Bereits vor Normerlass war nach der Rechtsprechung des BGH die Beschlagnahme und Auswertung eines Computers und dessen vollständigen Datenbestandes nach §§ 94 ff., 102 ff. StPO mit den entsprechenden Herausgabepflichten aus § 95 StPO möglich; eine verdeckte Online-Durchsuchung war demgegenüber wegen der damit aufgrund der Heimlichkeit der Maßnahme gesteigerten Eingriffsintensität und mangels gesetzlicher Grundlage nicht zulässig (vgl. BGH, Beschluss vom 31.01.2007 - StB 18/06). Mit Einführung der Onlinedurchsuchung gemäß § 100b StPO wollte der Gesetzgeber die diesbezüglich erkannte Regelunglücke schließen und den Ermittlungsbehörden verdeckte Durchsuchungsmaßnahmen unter bestimmten, einschränkenden Voraussetzungen mit technischen Mitteln ermöglichen, wie sich der Gesetzesbegründung (BT-Drucksache 18/12785) entnehmen lässt. Die Gesetzesmotive (aaO, Seite 54) verdeutlichen, dass der Gesetzgeber eine Online-Durchsuchung im Sinne eines verdeckten, d.h. heimlichen, staatlichen Zugriffs auf ein fremdes informationstechnisches System mit dem Ziel, dessen Nutzung zu überwachen und gespeicherte Inhalte auszuleiten, verstanden wissen wollte. Da er nach der damaligen Rechtslage eine „offene“ Durchsuchung und Beschlagnahme der auf informationstechnischen Geräten gespeicherten Daten nach den §§ 94 ff., 102 ff. StPO jedoch bereits als grundsätzlich legitimiert ansah, stellte er mit der Schaffung des § 100b StPO einerseits die Heimlichkeit der Maßnahme in den Mittelpunkt und wollte zur Wahrung derselben den Einsatz technischer Instrumentarien erlauben.
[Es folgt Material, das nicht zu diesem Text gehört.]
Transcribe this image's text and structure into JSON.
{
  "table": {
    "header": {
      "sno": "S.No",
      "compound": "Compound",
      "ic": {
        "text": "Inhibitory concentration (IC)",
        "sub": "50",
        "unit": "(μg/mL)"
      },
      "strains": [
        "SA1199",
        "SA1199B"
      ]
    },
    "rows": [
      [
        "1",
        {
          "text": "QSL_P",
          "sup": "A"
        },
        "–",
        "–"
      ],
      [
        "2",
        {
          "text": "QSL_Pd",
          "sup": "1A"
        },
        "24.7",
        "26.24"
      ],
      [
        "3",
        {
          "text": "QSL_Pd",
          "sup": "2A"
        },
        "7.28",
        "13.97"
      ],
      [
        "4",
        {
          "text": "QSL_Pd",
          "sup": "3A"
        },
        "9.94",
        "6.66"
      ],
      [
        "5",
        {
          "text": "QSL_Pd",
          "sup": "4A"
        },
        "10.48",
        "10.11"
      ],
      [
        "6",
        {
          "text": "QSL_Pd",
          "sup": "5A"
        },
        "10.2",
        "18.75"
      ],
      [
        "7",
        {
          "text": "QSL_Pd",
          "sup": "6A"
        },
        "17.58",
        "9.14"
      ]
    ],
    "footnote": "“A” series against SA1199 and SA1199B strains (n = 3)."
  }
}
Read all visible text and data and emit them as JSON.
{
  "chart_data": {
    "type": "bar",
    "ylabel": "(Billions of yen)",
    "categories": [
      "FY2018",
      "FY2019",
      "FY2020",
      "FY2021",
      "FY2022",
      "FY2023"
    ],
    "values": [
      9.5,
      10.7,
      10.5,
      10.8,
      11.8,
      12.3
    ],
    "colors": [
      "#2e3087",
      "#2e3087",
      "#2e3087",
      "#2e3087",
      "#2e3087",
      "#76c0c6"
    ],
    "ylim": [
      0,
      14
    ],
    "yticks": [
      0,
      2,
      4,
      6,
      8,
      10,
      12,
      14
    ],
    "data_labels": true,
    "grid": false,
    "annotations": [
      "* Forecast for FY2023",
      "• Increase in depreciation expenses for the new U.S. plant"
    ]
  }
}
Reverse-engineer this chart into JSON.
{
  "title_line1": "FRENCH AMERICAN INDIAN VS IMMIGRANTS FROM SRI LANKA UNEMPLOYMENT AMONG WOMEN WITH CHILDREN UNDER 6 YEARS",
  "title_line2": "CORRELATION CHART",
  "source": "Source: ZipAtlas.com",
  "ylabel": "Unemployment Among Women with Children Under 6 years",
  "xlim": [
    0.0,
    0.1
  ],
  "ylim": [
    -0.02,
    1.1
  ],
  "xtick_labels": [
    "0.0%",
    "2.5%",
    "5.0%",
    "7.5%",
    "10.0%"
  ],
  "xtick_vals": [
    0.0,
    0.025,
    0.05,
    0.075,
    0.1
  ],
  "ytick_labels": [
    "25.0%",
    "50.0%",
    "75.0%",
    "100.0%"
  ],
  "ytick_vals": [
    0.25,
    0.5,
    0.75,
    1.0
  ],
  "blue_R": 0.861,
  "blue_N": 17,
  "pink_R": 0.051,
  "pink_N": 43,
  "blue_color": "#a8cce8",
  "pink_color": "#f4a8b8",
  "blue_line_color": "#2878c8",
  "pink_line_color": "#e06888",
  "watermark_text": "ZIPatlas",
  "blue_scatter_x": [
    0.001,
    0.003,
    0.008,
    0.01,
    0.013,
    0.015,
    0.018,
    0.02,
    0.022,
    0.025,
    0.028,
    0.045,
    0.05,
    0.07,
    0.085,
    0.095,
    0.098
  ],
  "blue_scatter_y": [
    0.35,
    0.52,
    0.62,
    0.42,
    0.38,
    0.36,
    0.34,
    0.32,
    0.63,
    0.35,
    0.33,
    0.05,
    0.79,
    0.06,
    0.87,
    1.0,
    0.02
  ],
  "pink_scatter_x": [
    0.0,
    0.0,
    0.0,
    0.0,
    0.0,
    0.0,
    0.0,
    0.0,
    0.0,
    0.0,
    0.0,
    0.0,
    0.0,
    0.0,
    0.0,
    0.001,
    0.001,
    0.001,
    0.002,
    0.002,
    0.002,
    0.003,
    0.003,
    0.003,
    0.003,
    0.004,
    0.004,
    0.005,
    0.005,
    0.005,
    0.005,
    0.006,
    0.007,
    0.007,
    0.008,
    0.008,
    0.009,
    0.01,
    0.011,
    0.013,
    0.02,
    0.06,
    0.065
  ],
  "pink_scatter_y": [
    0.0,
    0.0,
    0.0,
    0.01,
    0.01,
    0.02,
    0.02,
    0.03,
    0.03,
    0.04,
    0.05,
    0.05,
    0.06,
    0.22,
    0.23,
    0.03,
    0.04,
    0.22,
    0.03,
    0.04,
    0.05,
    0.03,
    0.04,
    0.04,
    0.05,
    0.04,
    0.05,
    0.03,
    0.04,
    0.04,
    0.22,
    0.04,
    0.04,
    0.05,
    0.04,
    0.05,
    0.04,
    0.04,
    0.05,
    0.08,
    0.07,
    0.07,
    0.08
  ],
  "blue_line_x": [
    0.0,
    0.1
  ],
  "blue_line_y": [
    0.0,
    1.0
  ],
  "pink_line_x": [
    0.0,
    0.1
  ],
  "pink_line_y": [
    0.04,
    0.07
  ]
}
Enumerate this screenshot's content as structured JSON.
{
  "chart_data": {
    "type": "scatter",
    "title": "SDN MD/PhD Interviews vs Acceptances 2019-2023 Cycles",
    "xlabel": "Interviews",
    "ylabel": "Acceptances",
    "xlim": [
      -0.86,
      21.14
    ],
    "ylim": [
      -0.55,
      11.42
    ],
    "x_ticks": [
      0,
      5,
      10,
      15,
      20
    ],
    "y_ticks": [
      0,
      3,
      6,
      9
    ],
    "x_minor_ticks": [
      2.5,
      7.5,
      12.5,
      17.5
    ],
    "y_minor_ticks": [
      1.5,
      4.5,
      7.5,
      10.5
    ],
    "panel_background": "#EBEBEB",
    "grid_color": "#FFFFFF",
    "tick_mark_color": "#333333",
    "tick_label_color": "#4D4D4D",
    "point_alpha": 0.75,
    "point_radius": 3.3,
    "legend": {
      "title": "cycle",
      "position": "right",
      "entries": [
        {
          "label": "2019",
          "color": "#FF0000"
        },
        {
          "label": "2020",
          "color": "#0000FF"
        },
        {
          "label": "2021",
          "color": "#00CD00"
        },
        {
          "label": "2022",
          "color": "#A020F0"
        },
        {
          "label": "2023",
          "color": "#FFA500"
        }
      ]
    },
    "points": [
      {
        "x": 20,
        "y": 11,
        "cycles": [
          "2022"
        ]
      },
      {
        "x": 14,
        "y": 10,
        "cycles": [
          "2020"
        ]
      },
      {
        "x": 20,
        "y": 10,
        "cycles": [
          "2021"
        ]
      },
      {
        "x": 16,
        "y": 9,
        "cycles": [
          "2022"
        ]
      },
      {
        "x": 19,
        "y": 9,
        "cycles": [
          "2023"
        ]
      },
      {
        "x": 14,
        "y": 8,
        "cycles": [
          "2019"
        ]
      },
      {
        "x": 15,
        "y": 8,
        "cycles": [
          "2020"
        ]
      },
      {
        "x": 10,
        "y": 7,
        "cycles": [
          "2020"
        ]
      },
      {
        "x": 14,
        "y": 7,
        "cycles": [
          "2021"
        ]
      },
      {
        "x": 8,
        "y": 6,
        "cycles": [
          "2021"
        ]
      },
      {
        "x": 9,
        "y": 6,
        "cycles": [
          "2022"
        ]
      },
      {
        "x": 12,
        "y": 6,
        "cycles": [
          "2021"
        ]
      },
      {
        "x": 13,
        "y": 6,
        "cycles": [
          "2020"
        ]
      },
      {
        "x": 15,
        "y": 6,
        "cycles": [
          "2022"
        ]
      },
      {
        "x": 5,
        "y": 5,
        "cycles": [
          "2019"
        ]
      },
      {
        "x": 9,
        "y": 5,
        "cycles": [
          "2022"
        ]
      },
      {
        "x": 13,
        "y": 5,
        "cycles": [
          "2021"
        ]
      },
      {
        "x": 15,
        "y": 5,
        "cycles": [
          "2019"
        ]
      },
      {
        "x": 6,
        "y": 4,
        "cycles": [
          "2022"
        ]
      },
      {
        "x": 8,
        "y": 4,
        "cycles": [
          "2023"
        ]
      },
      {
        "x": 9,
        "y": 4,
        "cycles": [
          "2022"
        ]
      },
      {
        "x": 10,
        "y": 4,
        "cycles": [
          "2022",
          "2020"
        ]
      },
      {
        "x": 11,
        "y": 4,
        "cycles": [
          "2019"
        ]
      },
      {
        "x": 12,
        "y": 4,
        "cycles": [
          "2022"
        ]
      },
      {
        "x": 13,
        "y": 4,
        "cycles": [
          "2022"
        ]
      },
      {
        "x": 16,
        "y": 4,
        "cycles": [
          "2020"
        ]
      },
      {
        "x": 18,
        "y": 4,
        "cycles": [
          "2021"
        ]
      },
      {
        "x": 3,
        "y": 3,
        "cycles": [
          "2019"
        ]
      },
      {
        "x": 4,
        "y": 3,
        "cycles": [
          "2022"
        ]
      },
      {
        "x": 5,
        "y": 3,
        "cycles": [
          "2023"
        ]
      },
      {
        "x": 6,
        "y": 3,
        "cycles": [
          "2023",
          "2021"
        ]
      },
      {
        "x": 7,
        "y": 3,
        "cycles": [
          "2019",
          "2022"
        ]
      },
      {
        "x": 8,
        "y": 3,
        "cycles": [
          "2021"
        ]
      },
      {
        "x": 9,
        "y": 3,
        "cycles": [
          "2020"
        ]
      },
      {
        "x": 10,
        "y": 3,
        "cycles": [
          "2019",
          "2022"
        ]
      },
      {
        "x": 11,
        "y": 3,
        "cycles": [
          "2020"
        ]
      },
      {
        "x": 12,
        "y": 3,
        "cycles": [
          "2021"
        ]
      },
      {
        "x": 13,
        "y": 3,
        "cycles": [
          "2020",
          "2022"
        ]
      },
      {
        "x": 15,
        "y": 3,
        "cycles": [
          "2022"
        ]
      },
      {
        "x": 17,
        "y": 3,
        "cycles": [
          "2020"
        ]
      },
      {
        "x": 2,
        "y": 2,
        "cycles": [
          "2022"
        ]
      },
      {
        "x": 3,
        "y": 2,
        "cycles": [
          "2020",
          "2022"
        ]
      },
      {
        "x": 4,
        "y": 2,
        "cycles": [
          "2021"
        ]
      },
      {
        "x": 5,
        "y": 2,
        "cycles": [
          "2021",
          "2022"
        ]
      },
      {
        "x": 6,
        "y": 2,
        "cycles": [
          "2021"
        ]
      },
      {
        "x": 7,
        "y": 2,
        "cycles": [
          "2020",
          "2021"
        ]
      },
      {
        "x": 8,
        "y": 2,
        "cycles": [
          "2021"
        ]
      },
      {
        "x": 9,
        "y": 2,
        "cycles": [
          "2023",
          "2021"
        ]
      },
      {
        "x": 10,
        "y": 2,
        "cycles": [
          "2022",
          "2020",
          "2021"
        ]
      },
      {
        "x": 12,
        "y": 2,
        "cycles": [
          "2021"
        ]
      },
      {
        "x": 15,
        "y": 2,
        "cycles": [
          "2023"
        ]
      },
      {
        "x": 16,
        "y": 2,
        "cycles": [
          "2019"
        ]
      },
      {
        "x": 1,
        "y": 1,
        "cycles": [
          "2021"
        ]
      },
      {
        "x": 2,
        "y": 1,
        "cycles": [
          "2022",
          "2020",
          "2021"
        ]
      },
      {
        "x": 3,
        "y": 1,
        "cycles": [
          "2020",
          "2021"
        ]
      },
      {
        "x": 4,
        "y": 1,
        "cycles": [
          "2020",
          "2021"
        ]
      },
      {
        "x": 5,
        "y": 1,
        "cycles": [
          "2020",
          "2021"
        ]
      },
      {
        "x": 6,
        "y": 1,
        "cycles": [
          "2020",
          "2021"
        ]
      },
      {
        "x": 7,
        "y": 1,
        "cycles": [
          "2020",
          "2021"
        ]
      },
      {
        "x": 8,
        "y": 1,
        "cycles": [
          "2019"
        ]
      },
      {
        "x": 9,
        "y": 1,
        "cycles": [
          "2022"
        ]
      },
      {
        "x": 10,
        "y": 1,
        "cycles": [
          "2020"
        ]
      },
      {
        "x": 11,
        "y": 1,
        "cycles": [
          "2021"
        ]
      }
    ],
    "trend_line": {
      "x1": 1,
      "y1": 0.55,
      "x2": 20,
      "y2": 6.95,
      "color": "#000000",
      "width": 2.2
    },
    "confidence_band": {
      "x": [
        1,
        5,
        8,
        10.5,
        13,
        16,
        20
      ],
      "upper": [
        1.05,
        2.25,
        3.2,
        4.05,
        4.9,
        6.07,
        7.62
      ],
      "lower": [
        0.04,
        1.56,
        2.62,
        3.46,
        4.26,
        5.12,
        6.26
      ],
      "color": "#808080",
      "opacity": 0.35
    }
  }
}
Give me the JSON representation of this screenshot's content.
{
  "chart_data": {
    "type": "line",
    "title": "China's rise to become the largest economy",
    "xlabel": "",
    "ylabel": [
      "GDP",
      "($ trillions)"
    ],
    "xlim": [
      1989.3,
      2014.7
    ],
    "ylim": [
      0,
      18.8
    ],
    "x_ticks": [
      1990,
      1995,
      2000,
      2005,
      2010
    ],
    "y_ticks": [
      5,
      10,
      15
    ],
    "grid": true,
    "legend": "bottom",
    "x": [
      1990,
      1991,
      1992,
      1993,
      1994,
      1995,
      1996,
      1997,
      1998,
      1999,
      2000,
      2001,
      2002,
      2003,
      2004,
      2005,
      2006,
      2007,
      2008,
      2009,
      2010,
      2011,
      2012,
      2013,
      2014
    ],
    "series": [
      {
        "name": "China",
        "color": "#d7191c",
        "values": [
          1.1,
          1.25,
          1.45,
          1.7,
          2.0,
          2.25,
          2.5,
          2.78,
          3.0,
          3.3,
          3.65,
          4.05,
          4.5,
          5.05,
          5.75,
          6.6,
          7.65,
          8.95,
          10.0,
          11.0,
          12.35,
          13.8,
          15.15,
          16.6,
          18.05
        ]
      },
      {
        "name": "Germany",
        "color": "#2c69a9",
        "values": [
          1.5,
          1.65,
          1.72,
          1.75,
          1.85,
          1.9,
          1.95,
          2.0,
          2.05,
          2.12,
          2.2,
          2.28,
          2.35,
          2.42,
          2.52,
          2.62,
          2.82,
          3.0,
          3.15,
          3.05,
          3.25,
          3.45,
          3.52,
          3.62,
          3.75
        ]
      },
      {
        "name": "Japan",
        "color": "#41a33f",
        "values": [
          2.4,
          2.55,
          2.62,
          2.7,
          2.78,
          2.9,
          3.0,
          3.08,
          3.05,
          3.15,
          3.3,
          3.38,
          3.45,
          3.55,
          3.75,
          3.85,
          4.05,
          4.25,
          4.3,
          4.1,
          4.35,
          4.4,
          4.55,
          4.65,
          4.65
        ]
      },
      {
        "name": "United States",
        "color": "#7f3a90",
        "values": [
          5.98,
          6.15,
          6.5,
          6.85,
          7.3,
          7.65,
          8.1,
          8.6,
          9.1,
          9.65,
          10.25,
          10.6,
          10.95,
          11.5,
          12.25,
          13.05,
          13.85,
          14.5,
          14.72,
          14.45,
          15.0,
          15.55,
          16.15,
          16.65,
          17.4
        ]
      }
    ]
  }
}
Er wollte staatlichen Ermittlungsbehörden ermöglichen, das IT-System eines Beschuldigten ohne dessen Wissen zu infiltrieren. Zwar lässt sich der Gesetzesbegründung nicht entnehmen, wie hiernach zum Einsatz kommende technische Mittel ausgestaltet sein sollten; die Gesetzesbegründung geht jedoch erkennbar davon aus, dass solche Mittel angewendet werden müssen, um die heimliche Datenerhebung zu erreichen. Deutlich wird in den Gesetzesmaterialien auch, dass die Informationsbeschaffung im Rahmen des § 100b StPO deutlich weiter reichen sollte, als dies bis dahin auf Grundlage einer - ausschließlich Kommunikationsinhalte umfassenden - Telekommunikationsüberwachung nach § 100a StPO möglich war; nicht nur neu hinzukommende Kommunikationsinhalte, sondern alle auf einem informationstechnischen System gespeicherten Inhalte sowie das gesamte Nutzungsverhalten einer Person sollten überwacht werden können.

Vor diesem Hintergrund setzt sich die Gesetzesbegründung auch intensiv mit der Frage auseinander, dass die Ausforschung und Untersuchung aller Daten und Aktivitäten eines IT-Systems über die reinen Kommunikationsinhalte hinaus den von Art. 1 i.V.m. Art. 2 Abs. 2 GG verfassungsrechtlich besonders geschützten Kernbereich der privaten Lebensführung betreffen kann. Dementsprechend hat der Gesetzgeber sich hinsichtlich der Eingriffsvoraussetzungen und der verfahrensrechtlichen Sicherungen des § 100b StPO an den Regelungen zur akustischen Wohnraumüberwachung orientiert. Nach den Vorstellungen des Gesetzgebers sollte von der Online-Durchsuchung den verfassungsrechtlichen Vorgaben folgend restriktiv Gebrauch gemacht werden, was auch durch die Subsidiaritätsklausel in § 100b Abs. 1 Nr. 3 StPO zum Ausdruck kommt.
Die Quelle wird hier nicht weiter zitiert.